POROSNEWS.ID, Gorontalo – Janji Pemerintah Daerah Gorontalo untuk meninjau rencana pembangunan jembatan penghubung di Desa Polohungo, hingga kini tak kunjung memiliki kejelasan. Padahal audiensi resmi antara Sekretaris Daerah Kabupaten Gorontalo bersama Ikatan Pelajar Mahasiswa Boliyohuto Raya Gorontalo (IPMBRG) sudah dilakukan, namun realisasinya masih nihil.
Sementara itu, warga terus menjadi korban dari kelalaian kebijakan. Setiap musim hujan, aliran sungai yang memisahkan Polohungo dengan pusat kecamatan berubah menjadi ancaman mematikan. Arus yang meluap memaksa warga—termasuk anak sekolah dan para petani—menyeberang dengan risiko tinggi hanya untuk melanjutkan kegiatan harian. Kondisi ini berlangsung bertahun-tahun, namun hulu masalah tak pernah tersentuh.
Abdul Rajak Konoli, tokoh pemuda Tolangohula, menyuarakan kekecewaannya secara tegas. Ia menyoroti ironi keberadaan PT PG Gorontalo, perusahaan besar yang beroperasi di wilayah tersebut dan menjadi penyumbang pajak signifikan bagi daerah.
“Kami masyarakat asli Tolangohula justru seperti kecamatan jajahan. Pajaknya dinikmati daerah, tapi infrastruktur dasar kami dibiarkan rusak dan tidak jelas penyelesaiannya,” ungkapnya.
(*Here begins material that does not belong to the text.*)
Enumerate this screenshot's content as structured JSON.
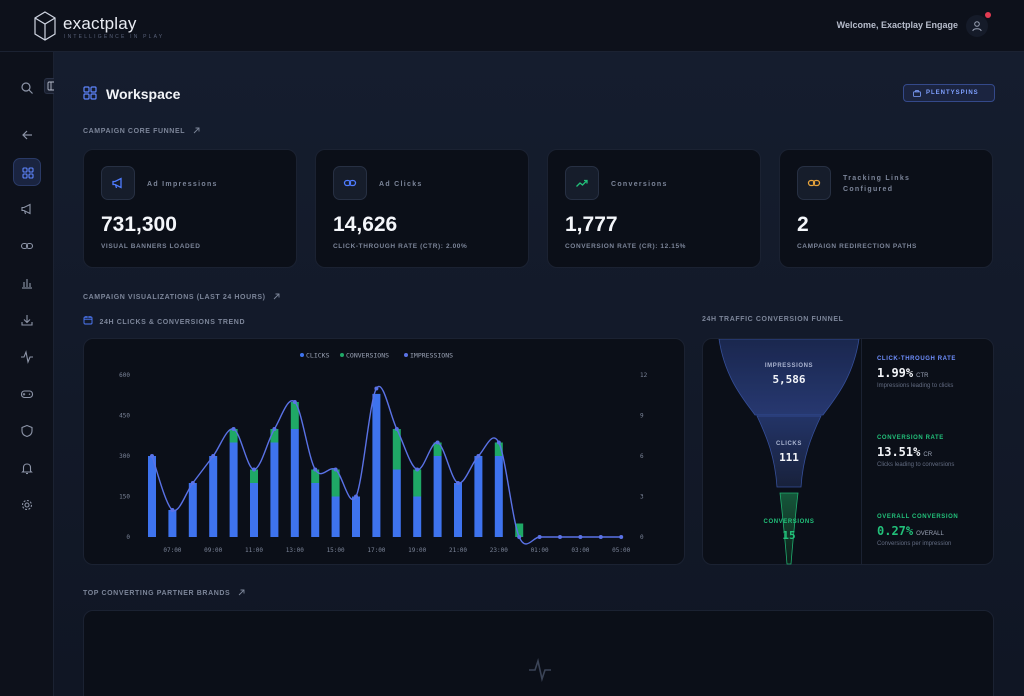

Keluhan mengenai jembatan Polohungo bukan persoalan yang muncul tiba-tiba. Sudah bertahun-tahun warga hidup dengan keterbatasan akses, namun sampai detik ini tak ada kepastian tindak lanjut dari pemerintah. Kekecewaan masyarakat semakin menguat, terlebih ketika banyak proyek lain di daerah telah rampung, sementara kebutuhan vital Polohungo justru tidak masuk prioritas.
Kini masyarakat hanya menunggu, sambil mempertanyakan komitmen pemerintah daerah,
Sampai kapan warga Polohungo harus mempertaruhkan nyawa hanya untuk sekadar menyeberang?
Dan lebih jauh lagi, apakah pemerintah benar-benar mendengar suara rakyatnya, atau hanya memilih diam ketika rakyat membutuhkan kehadiran negara di tengah-tengah mereka.